1. Case-insensitive Sort¶
python
df.sort_values(by='Name', key=lambda x: x.str.lower())
2. String Length Sort¶
python
df.sort_values(by='Name', key=lambda x: x.str.len())
3. Custom Transform¶
python
df.sort_values(by='Value', key=lambda x: abs(x))
Exercises¶
Exercise 1.
Create a DataFrame with columns 'name', 'age', and 'score'. Sort by 'score' in descending order using sort_values(). Then sort by 'age' ascending and 'score' descending simultaneously.
Solution to Exercise 1
Sort by one or multiple columns.
import pandas as pd
df = pd.DataFrame({
'name': ['Alice', 'Bob', 'Carol', 'Dave'],
'age': [30, 25, 30, 25],
'score': [85, 90, 78, 92]
})
print(df.sort_values('score', ascending=False))
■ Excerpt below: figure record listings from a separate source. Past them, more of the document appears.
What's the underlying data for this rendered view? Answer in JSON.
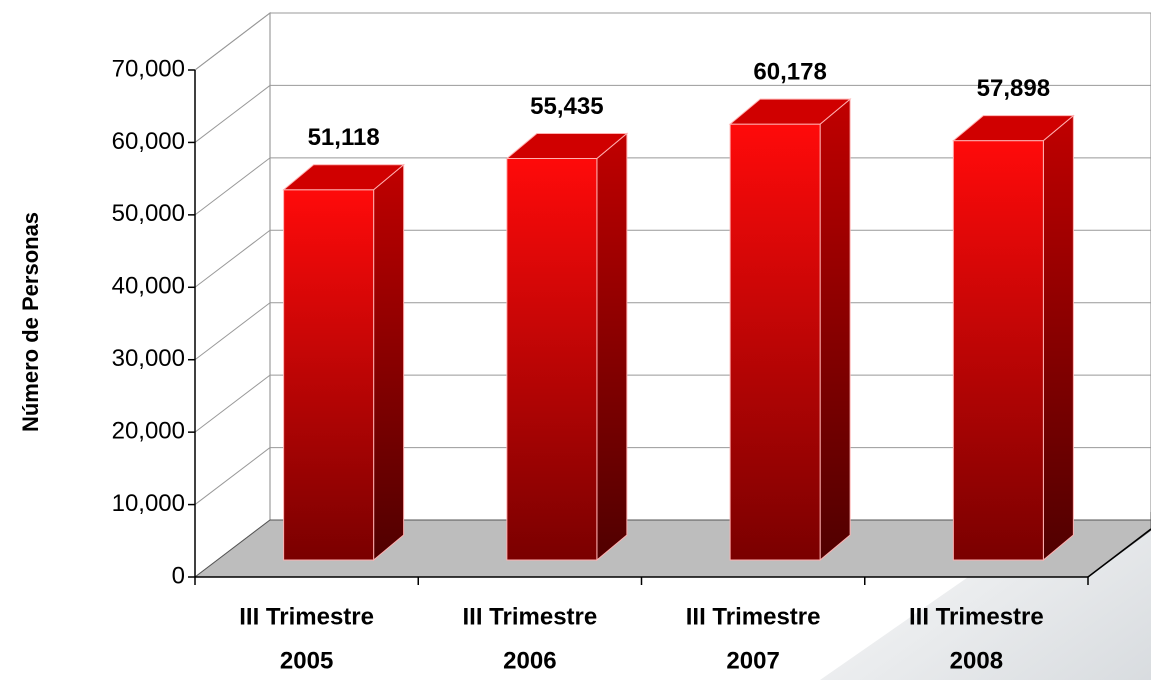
{
  "chart_data": {
    "type": "bar3d",
    "y_axis_label": "Número de Personas",
    "categories": [
      [
        "III Trimestre",
        "2005"
      ],
      [
        "III Trimestre",
        "2006"
      ],
      [
        "III Trimestre",
        "2007"
      ],
      [
        "III Trimestre",
        "2008"
      ]
    ],
    "values": [
      51118,
      55435,
      60178,
      57898
    ],
    "value_labels": [
      "51,118",
      "55,435",
      "60,178",
      "57,898"
    ],
    "color": "#ff0000",
    "ylim": [
      0,
      70000
    ],
    "yticks": [
      0,
      {
        "value": 10000,
        "label": "10,000"
      },
      {
        "value": 20000,
        "label": "20,000"
      },
      {
        "value": 30000,
        "label": "30,000"
      },
      {
        "value": 40000,
        "label": "40,000"
      },
      {
        "value": 50000,
        "label": "50,000"
      },
      {
        "value": 60000,
        "label": "60,000"
      },
      {
        "value": 70000,
        "label": "70,000"
      }
    ],
    "grid": true
  }
}
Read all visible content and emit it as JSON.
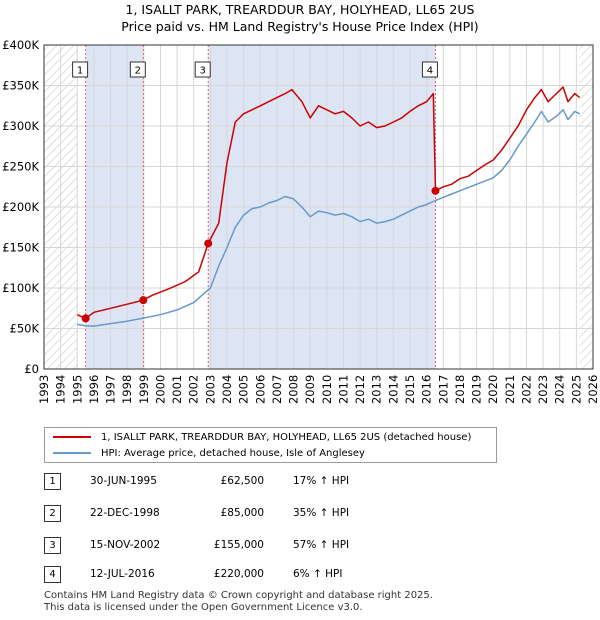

print(df.sort_values(['age', 'score'], ascending=[True, False]))
Exercise 2.
Create a DataFrame with a non-sequential index (e.g., [5, 2, 8, 1, 3]). Use sort_index() to sort rows by the index. Then sort the columns alphabetically using sort_index(axis=1).
Solution to Exercise 2
Sort by index and by columns.
import pandas as pd
df = pd.DataFrame(
{'C': [1, 2, 3, 4, 5], 'A': [6, 7, 8, 9, 10], 'B': [11, 12, 13, 14, 15]},
index=[5, 2, 8, 1, 3]
)
print("Sort by index:")
print(df.sort_index())
print("\nSort columns:")
print(df.sort_index(axis=1))
Exercise 3.
Create a DataFrame with some NaN values in a column. Use sort_values() with na_position='first' to place NaN rows at the top, then with na_position='last' to place them at the bottom. Compare the two results.
Solution to Exercise 3
Control NaN position in sorted output.
import pandas as pd
import numpy as np
df = pd.DataFrame({
'name': ['Alice', 'Bob', 'Carol', 'Dave'],
'score': [85, np.nan, 78, np.nan]
})
print("NaN first:")
print(df.sort_values('score', na_position='first'))
print("\nNaN last:")
print(df.sort_values('score', na_position='last'))